Bunlara sosyetenin ilk devirlerindede, son mütekâmil devrinde de dünyanın her yerinde rast gelinir. Değişen ruh değil sadece kisvedir.

Her şeye tek kelime ile (Yok, Hayır, Olmaz) der. Onun, neyi beğendiği de bilinmez. Sadece, herkesin beğenmediğini beğenmek ve aksini hemen icra edivermek onun şanına lâyık bir harekettir.

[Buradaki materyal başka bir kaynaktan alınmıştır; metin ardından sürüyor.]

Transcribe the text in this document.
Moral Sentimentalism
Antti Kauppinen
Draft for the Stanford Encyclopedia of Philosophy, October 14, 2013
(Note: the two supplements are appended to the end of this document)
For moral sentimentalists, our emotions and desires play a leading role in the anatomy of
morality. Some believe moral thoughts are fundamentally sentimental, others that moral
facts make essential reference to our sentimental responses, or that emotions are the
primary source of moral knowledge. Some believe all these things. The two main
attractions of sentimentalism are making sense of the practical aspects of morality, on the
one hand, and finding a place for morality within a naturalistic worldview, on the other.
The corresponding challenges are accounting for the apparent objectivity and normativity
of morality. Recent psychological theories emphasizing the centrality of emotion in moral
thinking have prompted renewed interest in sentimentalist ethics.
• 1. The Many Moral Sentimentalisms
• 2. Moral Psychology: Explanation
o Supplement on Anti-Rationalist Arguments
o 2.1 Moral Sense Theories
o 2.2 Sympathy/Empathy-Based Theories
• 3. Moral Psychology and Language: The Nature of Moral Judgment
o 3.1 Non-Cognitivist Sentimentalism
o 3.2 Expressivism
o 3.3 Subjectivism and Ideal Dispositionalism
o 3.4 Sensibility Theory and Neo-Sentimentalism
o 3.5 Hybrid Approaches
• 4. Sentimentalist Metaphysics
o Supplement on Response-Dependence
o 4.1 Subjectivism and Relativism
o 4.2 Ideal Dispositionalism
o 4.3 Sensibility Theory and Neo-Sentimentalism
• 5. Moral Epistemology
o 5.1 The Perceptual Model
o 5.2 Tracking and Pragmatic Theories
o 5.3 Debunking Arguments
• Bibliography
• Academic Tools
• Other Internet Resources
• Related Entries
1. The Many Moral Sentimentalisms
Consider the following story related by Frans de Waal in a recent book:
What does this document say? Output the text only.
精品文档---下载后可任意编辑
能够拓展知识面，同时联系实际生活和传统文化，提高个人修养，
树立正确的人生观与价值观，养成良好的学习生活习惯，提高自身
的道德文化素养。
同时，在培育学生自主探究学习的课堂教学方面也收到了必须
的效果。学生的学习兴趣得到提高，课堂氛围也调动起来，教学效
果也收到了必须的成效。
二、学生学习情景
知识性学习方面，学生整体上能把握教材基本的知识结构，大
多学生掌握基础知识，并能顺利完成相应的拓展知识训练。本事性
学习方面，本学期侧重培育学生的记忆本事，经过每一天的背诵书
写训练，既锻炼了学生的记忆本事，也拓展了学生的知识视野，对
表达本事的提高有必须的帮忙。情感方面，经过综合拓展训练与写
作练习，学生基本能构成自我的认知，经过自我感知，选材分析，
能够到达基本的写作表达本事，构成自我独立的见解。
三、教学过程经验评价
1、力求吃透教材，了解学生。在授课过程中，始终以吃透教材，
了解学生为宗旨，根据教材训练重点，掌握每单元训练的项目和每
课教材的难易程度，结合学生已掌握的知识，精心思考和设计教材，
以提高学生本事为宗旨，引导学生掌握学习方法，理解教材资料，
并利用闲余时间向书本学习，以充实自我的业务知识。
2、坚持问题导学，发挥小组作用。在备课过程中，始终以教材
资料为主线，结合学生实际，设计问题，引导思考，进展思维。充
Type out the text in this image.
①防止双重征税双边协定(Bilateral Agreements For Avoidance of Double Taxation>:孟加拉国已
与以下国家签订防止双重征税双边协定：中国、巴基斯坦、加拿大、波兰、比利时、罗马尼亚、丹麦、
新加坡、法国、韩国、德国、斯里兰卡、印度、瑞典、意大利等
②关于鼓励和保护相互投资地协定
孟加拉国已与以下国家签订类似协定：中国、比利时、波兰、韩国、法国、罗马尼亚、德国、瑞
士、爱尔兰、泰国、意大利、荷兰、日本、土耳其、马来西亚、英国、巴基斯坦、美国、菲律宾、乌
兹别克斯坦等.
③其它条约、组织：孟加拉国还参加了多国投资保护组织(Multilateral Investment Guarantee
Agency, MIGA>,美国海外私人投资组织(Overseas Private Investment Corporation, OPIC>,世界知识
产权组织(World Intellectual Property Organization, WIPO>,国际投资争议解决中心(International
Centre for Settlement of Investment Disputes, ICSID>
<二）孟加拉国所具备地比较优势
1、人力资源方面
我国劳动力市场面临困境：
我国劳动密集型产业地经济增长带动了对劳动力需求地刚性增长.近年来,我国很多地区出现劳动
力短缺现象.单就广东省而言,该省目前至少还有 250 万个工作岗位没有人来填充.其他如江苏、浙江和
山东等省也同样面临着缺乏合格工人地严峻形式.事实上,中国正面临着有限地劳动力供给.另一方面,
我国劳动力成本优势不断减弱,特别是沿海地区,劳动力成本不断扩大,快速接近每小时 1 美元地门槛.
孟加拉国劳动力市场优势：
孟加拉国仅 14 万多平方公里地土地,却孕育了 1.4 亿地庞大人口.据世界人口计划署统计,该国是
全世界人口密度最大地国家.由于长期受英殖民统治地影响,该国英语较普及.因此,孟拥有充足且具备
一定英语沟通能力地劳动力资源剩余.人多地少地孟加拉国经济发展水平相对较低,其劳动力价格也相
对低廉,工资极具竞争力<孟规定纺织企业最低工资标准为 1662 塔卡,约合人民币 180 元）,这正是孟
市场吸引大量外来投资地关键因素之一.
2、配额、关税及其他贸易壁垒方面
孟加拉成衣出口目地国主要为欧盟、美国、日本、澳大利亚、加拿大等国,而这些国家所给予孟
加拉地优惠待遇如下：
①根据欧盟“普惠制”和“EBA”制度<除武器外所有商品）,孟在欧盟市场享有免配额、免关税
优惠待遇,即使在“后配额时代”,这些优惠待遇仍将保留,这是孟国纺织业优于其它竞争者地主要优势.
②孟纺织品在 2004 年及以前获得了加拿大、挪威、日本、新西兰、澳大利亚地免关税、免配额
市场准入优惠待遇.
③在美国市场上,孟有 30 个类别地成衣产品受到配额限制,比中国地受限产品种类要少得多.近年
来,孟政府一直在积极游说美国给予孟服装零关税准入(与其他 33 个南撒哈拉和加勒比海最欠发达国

Mütemadiyen geriliğimizi sayıklar, hem de hezeyan halinde. Bu geriliği ne ile ölçüyor, hükümlerinde, kıyaslarında samimi midir? Hayır.

Menfi adam, vücudunu ve zehirli iz’anını cemiyetin her sahasında ve günün her saatında gezdirir, içinde bulunduğu hayatın icaplarına kendini kaptırmayı ve kendini bütün kudretretiyle işe vermeyi bilmez.

Hadiseler ona akseder. Aynen fotoğrafa akseden menfi gölge gibi, öylece kalır, onu müsbetleştirmez ve zaten lüzum da görmez.

Tenkit bir haktır. Hattâ bir sanattır. Tenkit, ileri cemiyetlerin müvazenesini temin eden, sanata, ilme mecra veren bir nazımdır. Tenkidi günlük hale getiren, en küçük işten en büyük hadiseye kadar burnunu sokan, herkesi kulağından tutup gayyaya erdiren, aklının değil bayağı gözünün bile erişemiyeceği hareket ve hadiseleri, cemiyet mutalâları üzerinde fikir yürütmeye kalkan alabildiğine kötülüyen adam kendi kendine tenkit yapıyorum derse, gafile darhal (Kendine gel) kumandasını vermek bir borçtur, bir zarurettir, zira, cemiyetin menfi adama tahammülü yoktur.